The market share question is interesting for drivers because a more fragmented market means less influence from Uber and more competition for drivers. 

Theoretically, drivers should be getting paid more in a competitive market, and drivers should be taking advantage of driving for other apps that are out there. Notable companies that are fragmenting the market include Veyo, which focuses on patient transportation to healthcare appointments. Juno and Safr redefine safer ridesharing for women, and Via aims to be eco-friendly with shared rides.

Is UberEats expected to continue to grow quickly?

The report showed that Uber Eats grew at a healthy pace – more than doubling from 2018. The food delivery service is even being expanded to Latin America and Japan. On the earnings call, the CEO said that they expected to remain the largest food delivery service (outside of China), achieved by either holding its position through competition or by the acquisition of a competitor. Uber seems to be confident in its ability to make Uber Eats into a truly successful branch of business.

Despite its inability to make a profit from the Uber Eats platform, Uber wants its drivers to deliver food as well. Uber drivers are often invited to deliver food after they’ve been active on the rideshare platform for a while. If you participate, requests for food delivery will be sent to you in between passenger trips. You are free to ignore these requests while driving or opt out. 

So What Does This Mean for Drivers?

Uber desparately wants Uber Eats to be the worlds #1 food delivery service, and will be investing heavily in order to do that.
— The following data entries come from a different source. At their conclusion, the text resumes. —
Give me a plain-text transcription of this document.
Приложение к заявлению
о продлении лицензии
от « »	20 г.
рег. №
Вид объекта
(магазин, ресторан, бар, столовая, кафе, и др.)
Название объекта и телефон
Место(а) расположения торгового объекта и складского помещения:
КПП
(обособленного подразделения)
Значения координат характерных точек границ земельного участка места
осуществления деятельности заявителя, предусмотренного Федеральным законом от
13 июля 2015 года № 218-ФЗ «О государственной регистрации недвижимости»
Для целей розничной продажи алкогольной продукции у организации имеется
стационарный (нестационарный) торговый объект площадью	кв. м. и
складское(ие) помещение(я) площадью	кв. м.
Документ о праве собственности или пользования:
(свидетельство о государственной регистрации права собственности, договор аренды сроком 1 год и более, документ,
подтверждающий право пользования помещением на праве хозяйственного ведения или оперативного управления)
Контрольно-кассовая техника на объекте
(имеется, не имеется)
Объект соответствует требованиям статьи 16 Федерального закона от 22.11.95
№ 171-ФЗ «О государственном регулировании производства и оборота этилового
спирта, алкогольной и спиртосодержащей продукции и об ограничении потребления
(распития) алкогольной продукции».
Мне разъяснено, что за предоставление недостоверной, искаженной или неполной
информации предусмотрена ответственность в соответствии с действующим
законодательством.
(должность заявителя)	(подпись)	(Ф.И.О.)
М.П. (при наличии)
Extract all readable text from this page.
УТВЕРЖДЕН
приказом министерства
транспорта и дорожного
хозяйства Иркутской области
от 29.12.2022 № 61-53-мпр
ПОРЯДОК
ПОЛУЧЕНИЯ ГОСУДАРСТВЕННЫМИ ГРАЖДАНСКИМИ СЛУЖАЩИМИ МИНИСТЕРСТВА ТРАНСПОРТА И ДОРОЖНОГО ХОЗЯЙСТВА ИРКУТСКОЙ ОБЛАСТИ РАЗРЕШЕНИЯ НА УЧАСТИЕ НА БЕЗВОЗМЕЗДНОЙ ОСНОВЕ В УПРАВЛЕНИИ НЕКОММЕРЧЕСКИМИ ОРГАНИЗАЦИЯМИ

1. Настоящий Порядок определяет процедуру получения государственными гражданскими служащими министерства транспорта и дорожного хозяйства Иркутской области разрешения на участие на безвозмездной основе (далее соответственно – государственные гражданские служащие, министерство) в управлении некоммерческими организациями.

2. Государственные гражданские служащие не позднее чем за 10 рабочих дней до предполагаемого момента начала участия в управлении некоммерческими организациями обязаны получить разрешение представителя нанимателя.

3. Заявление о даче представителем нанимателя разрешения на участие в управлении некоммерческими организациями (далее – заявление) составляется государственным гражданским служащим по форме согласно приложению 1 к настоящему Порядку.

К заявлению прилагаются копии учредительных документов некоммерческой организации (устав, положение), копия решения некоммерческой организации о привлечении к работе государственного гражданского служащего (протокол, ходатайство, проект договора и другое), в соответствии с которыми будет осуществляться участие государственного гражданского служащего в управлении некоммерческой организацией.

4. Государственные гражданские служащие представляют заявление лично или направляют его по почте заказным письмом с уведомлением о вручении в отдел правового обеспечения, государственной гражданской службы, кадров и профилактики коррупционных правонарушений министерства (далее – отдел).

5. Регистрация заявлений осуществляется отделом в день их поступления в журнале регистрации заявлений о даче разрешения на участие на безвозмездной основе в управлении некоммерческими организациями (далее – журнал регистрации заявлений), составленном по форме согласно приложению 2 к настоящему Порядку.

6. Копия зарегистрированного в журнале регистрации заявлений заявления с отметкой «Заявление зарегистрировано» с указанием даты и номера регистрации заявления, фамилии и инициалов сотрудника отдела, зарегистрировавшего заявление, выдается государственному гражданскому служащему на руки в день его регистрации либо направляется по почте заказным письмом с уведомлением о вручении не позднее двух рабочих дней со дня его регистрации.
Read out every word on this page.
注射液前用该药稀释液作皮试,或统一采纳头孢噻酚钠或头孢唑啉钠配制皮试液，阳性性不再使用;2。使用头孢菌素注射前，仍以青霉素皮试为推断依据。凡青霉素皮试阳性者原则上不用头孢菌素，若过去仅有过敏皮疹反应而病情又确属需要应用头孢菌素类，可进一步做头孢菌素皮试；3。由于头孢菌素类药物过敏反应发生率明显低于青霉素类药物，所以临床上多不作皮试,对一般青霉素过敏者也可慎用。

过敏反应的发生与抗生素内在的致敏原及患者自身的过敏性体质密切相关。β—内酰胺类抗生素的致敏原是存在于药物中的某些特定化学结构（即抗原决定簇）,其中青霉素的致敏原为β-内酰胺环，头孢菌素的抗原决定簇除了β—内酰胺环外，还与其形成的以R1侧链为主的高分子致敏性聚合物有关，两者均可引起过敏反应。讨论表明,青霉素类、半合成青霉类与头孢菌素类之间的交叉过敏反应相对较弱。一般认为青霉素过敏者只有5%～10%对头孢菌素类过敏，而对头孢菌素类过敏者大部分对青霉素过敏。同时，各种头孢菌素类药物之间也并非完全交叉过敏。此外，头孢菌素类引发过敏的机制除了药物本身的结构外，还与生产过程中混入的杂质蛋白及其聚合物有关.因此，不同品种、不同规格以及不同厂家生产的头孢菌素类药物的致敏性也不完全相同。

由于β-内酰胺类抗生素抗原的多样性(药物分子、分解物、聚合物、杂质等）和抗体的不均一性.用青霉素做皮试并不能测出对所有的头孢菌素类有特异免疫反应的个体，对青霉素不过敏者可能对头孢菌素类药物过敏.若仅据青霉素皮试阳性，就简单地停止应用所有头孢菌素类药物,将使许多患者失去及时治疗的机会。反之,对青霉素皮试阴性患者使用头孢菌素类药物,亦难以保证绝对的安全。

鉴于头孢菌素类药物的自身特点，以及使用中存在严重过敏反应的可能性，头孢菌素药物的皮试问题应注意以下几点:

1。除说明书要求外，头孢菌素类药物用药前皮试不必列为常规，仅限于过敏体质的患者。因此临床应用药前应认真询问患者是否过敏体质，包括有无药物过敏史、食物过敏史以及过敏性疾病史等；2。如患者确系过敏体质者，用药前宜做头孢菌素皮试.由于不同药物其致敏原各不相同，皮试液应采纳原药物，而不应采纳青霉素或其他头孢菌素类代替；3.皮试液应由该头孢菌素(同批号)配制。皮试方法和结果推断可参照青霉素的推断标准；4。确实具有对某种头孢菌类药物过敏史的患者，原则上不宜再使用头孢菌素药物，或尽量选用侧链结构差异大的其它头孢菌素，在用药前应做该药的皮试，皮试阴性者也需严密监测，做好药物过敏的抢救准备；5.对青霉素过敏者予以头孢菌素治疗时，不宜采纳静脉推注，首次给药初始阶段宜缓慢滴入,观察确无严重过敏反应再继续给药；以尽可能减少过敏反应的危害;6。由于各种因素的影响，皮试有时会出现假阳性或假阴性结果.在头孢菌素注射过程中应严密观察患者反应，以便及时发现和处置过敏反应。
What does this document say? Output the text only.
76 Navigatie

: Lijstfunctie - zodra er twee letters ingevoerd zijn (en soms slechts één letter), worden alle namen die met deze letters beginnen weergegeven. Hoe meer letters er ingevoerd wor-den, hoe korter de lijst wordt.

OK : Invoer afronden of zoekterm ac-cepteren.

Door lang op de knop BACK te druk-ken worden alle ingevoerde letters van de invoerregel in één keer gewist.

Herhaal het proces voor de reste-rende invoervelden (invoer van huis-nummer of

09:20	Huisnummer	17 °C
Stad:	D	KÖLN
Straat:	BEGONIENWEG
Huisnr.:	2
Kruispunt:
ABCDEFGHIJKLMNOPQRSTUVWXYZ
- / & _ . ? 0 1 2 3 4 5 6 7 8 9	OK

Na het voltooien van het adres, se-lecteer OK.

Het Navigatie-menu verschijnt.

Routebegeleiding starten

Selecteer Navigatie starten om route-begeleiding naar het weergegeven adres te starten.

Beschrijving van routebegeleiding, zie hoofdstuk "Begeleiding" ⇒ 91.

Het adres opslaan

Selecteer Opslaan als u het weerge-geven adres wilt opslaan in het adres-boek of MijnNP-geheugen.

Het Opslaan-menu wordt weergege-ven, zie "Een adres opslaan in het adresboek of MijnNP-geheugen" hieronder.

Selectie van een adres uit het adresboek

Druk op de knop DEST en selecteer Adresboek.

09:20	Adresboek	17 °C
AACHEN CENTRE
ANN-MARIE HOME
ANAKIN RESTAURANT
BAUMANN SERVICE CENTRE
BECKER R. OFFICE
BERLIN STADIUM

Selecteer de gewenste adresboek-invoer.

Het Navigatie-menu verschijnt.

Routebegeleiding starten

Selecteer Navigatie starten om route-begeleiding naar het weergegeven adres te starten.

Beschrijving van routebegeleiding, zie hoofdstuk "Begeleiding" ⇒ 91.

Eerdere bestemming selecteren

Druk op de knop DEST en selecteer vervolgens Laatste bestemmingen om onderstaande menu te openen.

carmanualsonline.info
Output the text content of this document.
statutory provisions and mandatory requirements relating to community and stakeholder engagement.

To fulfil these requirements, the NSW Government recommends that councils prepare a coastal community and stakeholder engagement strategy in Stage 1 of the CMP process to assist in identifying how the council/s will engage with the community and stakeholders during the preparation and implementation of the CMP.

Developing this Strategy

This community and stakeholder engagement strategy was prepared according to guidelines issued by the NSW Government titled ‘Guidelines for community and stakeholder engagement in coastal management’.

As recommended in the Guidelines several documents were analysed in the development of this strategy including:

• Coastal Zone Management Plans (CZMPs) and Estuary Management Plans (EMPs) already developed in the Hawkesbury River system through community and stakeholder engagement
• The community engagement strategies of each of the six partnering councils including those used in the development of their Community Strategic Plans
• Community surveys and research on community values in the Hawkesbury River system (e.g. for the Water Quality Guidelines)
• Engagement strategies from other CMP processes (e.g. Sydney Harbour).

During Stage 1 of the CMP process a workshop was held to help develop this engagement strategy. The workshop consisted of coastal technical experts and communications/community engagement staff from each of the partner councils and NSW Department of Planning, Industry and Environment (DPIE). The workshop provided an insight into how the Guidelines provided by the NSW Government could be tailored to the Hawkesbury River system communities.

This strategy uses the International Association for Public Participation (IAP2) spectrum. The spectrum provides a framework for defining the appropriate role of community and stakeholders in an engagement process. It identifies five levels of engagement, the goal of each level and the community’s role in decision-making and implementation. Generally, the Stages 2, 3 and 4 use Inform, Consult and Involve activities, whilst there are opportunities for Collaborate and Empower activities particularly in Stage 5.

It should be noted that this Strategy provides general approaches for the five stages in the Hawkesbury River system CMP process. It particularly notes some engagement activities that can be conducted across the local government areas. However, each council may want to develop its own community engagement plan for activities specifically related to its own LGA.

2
That means they’ll be doing their best to make sure drivers are out there on the roads at peak hours driving for Uber Eats. So keep a look out for more driver bonuses for Uber Eats.

Expansion of drivers reward system

Uber has been long criticized for how it treats its drivers and the expansion of its driver’s reward system should be a step toward boosting incentives

The reward system is called Uber Pro, and the company recently expanded the program to 20 more U.S. cities. Both drivers and UberEats couriers can participate, and the loyalty program rewards low cancellation rates and high ratings with incentives like higher take-home pay and free college tuition.

The expansion of UberPro seems to be timed perfectly with the IPO announcement, as Uber is looking for more ways to hook drivers, despite all of the recent complaints and strikes. Since Uber drivers lack many of the benefits and protections of salaried employees, the company is seemingly looking for every workaround possible to seem like they are making an effort to make drivers happy.

So What Does This Mean for Drivers?

While the incentives sound good on paper, critics claim that this is just another ploy from Uber to keep drivers working longer hours at the mercy of the algorithm and discouraging them from working for other apps.

In the coming weeks we’ll be writing a full breakdown on the benefits of Uber Pro, so keep a look out for that!

Let’s Summarize

Uber’s IPO stands to make a lot of people extremely rich, but its drivers aren’t among them. Let’s review what drivers should be aware of after Uber’s latest financial release. 

  • Take-rates will continue to increase and transparency will continue to decrease, which means less money in your pocket overall. 
  • Uber’s new Uber Pro incentives look nice on paper, but it remains to be seen how much they will actually help drivers.
  • As the rideshare market fragments and competition increases, drivers should look to use other apps to earn more money.